Economic threshold is two adult midge per head. “As the value of grain sorghum goes up, the threshold may drop to one midge per head,” Swart says.

A few sorghum hybrids may show some resistance to midge infestations.

Swart also discussed caterpillar pests — corn earworm and fall armyworm. As whorl worms, they feed in the whorled sorghum leaves.

“Pull whorls apart,” he advises. “If worms are there, excrement will be present. Also look for shot holes on the leaves.”

The plant can tolerate some leaf damage, Swart says.

Worms may be more troublesome as head feeders. “When larvae hatch from eggs laid in sorghum heads they pose more threat than leaf feeders. Use a beat bucket to collect samples.

“Treatment is justified if feeding reduces leaf area by 30 percent. Or if feeding damage is observed on developing grain.”

Swart says insecticide options for sorghum insects should begin with seed treatments (Gaucho, Cruiser).

“Those will provide good suppression of chinch bugs, and all the early season aphids (greenbug, yellow sugarcane aphid, corn leaf aphid). The granular insecticides provide limited protection from chinch bugs and aphids but have not provided the economic returns of seed treatments in our research trials.”

For sorghum midge, Swart says many labeled pyrethroid products “will do an excellent job. Some of the organophosphates are also pretty good, but do not provide as much residual control as the pyrethroids (two to three days versus four to five days).

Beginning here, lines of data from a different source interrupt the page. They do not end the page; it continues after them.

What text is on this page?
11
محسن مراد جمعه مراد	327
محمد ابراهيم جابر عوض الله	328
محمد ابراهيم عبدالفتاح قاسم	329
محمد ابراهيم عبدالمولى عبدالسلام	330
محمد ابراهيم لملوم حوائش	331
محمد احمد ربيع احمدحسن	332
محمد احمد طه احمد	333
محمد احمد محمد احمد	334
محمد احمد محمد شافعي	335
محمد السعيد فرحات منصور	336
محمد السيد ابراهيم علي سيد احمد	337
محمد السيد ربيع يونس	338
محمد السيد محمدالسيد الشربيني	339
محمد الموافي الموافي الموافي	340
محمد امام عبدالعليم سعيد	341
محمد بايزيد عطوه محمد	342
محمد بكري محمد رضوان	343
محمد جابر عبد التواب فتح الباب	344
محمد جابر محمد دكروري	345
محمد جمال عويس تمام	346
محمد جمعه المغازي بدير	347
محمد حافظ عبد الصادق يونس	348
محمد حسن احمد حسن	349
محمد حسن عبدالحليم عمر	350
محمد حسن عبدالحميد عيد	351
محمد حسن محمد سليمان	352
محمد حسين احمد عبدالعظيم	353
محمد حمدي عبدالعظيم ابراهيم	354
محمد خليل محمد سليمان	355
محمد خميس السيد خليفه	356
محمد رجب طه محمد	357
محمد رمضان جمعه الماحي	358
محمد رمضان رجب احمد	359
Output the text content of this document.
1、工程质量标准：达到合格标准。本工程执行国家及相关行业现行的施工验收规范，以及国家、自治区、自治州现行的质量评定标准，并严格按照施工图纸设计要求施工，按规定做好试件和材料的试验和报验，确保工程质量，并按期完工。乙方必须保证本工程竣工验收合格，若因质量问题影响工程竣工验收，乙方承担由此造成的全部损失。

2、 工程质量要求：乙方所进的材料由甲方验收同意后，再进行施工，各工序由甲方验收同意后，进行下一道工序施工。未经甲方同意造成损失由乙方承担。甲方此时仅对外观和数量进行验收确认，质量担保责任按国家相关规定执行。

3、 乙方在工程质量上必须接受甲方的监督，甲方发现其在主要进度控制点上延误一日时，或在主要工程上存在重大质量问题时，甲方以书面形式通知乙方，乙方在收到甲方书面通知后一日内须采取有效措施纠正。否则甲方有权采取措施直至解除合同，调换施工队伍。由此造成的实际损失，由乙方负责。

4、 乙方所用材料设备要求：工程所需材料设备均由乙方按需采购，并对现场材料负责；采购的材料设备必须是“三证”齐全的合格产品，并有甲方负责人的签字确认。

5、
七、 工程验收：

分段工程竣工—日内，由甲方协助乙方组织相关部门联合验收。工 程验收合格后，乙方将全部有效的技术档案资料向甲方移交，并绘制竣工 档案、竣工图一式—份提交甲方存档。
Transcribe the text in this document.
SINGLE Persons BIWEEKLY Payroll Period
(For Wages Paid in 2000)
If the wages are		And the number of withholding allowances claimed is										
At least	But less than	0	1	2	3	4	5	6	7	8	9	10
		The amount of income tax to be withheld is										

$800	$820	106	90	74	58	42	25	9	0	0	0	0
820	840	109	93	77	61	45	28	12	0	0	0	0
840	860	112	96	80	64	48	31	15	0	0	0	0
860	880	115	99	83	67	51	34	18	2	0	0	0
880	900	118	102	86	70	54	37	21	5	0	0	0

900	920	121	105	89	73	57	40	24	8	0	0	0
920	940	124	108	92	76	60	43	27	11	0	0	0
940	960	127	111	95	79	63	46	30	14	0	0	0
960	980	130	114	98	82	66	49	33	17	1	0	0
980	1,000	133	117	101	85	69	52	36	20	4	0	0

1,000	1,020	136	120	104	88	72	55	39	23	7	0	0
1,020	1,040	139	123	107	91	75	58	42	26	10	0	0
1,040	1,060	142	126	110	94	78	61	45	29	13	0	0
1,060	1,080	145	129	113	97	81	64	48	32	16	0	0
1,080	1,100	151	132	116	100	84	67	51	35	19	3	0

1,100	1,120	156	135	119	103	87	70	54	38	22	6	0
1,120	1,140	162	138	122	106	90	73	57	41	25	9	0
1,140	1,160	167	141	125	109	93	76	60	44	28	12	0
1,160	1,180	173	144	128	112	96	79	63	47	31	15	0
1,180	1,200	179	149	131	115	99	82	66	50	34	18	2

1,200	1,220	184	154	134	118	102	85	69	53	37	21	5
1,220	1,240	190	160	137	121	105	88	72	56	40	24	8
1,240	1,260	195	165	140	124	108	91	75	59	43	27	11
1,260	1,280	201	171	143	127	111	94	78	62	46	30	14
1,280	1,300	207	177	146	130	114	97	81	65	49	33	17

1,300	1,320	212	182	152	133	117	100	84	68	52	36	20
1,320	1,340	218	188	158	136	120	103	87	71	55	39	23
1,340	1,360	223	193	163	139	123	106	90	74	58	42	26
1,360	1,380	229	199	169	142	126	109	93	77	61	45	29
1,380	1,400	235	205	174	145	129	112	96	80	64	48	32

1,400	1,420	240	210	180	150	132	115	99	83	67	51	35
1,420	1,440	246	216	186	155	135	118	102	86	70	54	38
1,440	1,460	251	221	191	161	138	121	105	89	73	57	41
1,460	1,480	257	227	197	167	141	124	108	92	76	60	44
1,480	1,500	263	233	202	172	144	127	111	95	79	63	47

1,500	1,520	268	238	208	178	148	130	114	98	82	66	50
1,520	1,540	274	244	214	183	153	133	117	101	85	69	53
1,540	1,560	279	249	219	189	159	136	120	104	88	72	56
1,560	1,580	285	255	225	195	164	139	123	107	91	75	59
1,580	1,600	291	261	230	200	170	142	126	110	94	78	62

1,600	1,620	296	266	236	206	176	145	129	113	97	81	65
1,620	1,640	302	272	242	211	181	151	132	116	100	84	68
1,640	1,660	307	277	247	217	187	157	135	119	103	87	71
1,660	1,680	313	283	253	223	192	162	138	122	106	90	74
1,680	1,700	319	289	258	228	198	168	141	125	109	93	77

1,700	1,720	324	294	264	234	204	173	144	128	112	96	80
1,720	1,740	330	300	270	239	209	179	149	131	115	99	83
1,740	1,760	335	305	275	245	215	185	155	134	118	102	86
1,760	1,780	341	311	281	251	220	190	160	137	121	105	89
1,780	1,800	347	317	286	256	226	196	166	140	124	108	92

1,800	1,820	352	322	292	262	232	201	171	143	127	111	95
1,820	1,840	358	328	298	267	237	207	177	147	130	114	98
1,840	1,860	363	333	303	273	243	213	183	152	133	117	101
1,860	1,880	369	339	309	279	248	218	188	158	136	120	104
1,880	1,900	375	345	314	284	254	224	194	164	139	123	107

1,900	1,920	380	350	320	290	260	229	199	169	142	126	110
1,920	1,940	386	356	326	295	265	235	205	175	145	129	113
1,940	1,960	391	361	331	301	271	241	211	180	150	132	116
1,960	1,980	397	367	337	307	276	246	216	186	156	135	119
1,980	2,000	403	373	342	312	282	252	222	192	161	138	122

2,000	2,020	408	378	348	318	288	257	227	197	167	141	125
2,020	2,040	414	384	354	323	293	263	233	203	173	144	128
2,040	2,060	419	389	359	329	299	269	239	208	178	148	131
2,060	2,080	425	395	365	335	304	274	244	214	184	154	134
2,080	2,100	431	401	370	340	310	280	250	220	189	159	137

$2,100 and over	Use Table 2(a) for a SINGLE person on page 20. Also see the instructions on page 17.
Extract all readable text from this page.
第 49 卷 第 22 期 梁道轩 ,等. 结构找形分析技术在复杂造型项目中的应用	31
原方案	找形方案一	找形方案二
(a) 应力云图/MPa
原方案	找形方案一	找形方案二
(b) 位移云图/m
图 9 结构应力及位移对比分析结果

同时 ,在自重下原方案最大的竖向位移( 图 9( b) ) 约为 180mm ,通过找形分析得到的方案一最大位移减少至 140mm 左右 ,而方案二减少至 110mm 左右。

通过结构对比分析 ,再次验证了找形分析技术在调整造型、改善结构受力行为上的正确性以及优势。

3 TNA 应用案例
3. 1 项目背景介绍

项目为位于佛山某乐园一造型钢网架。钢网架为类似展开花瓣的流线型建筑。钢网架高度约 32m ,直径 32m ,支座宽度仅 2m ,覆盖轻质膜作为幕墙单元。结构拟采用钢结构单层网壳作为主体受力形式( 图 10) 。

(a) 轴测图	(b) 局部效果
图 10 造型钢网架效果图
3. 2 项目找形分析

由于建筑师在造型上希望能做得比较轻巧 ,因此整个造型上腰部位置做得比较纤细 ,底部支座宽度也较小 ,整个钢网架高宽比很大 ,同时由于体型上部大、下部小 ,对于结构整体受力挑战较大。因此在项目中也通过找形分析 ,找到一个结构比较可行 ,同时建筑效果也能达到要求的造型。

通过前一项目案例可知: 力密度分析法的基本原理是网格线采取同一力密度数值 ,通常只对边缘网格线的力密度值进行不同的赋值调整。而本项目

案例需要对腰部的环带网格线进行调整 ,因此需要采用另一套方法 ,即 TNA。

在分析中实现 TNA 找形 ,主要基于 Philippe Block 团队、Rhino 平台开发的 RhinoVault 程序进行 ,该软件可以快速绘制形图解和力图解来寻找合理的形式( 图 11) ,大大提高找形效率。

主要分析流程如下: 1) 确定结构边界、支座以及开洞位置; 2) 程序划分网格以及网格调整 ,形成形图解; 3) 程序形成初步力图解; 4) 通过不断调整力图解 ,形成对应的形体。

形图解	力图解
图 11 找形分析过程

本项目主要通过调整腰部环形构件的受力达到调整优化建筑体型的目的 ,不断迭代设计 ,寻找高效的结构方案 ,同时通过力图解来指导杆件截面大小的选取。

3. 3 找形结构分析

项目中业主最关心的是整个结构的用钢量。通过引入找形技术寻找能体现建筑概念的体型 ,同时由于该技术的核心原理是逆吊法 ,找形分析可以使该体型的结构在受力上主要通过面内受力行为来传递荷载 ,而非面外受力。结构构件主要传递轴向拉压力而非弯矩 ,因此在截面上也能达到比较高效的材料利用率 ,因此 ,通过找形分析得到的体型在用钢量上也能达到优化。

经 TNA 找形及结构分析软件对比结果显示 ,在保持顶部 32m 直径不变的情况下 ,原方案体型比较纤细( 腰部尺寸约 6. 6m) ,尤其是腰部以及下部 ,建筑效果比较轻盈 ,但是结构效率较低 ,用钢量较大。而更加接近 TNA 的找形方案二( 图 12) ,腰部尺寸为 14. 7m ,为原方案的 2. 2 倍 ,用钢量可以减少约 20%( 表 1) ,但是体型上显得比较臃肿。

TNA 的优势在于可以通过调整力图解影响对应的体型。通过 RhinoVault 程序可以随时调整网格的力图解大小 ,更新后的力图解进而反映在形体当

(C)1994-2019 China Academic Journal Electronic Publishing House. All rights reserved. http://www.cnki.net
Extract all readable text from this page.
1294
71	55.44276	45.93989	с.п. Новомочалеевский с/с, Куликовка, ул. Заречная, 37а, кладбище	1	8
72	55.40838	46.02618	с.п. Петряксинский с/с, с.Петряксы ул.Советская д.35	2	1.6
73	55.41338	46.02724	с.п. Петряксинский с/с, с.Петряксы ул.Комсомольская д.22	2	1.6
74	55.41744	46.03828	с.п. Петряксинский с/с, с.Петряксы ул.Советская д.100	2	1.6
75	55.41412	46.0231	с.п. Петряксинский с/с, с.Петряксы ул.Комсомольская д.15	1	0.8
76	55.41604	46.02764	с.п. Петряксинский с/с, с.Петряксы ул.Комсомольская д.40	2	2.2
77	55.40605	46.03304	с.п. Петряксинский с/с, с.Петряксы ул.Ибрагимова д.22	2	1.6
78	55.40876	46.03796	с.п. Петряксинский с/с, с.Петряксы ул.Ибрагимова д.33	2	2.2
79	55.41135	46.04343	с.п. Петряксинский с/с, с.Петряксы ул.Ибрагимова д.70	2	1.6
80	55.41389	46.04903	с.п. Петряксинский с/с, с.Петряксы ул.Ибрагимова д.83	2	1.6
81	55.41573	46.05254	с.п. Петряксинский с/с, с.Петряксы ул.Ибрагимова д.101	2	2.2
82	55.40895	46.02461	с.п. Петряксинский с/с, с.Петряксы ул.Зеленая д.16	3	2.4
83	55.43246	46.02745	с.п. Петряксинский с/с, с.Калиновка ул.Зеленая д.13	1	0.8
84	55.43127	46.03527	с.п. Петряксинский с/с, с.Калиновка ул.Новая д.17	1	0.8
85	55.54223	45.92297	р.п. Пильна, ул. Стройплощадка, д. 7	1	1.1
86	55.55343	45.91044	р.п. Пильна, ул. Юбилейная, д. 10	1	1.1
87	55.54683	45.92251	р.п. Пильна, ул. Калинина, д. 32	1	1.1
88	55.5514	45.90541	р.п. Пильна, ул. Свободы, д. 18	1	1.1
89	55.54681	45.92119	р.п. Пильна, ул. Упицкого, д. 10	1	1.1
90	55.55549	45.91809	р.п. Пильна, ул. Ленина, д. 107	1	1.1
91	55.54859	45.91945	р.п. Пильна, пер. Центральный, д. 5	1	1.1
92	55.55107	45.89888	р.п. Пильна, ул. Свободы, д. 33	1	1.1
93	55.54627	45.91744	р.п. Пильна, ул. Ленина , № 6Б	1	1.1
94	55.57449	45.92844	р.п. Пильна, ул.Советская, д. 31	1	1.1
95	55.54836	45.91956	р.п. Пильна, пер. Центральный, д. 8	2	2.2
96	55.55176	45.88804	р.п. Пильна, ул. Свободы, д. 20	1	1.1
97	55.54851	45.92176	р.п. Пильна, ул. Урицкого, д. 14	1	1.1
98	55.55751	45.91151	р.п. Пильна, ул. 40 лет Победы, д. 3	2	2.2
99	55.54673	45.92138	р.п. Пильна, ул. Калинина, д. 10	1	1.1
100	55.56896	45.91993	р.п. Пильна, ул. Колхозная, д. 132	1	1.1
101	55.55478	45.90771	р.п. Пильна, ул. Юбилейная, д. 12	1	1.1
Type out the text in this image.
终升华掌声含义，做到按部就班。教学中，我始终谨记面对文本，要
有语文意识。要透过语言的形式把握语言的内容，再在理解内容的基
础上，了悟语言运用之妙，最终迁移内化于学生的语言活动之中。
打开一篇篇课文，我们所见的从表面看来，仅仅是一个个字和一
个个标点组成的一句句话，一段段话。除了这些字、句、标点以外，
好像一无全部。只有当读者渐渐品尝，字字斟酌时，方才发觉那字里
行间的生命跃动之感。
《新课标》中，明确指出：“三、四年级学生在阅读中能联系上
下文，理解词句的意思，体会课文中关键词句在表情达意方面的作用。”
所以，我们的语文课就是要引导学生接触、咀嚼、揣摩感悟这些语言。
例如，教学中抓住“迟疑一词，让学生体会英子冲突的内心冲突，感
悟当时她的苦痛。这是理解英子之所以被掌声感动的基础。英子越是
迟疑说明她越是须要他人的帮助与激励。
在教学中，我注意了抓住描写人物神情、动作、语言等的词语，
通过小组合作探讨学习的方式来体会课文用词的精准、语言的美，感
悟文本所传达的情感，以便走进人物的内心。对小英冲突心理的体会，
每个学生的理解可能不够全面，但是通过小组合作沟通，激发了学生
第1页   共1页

“Most growers are using pyrethroids to control headworms, too,” he says. “These are cheap and effective. Some organophosphates are fair, but generally more costly.”

Swart said other insects inhabit grain sorghum fields and not all are villains. Aphids may succumb to lady beetles or lacewings. “Be aware of potential for biological controls. Parasites and predators work for free.”

He says farmers should learn to recognize the good guys. “Some beneficial insects resemble pests,” he says. “A big-eyed bug and a minute pinch bug resemble chinch bugs. It's important to learn to identify beneficials and let them work for you.”